In order to demonstrate the ideas mentioned in the presentation, I trained a few simple networks with a sample (1,000/35,000) of the data provided. My results were nowhere close to the competition winner, who achieved a Kappa score of 0.85 (a metric indicating agreement of predictions with labels), which is better than human performance (0.83 between a General Physicial and an Opthalmologist and 0.72 between an Optometrist and an Opthalmologist according to this forum post). Although my best model did achieve a Kappa score of 0.75 on my validation set, which puts me at around the 25-26 position on the public leaderboard.

The competition winner Benjamin Graham (min-pooling) posted his a description of his algorithm after the competition. One of the things he did was to preprocess the images so they had more uniformity in terms of brightness and shape. This made sense, since the images vary quite a bit along these dimensions, as you can see below.

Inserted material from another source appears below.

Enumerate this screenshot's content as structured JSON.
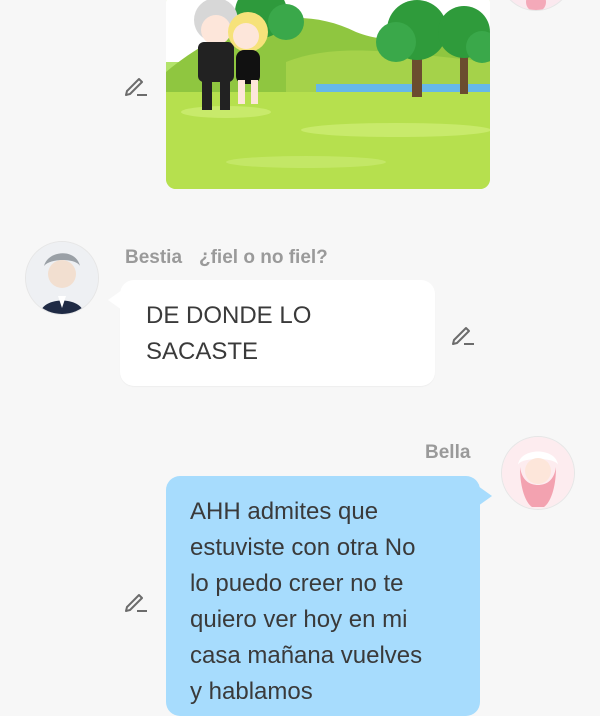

I have been recently playing around with OpenCV, so I figured it would be interesting to apply some of these techniques to preprocess the images so they were more similar to each other. This post describes what I did.

I first tried to standardize on the size. As you can see, some images are more rectangular, with more empty space on the left and right, and some are more square. In fact, if you group loosely by aspect ratio, it turns out that there are three major size groups.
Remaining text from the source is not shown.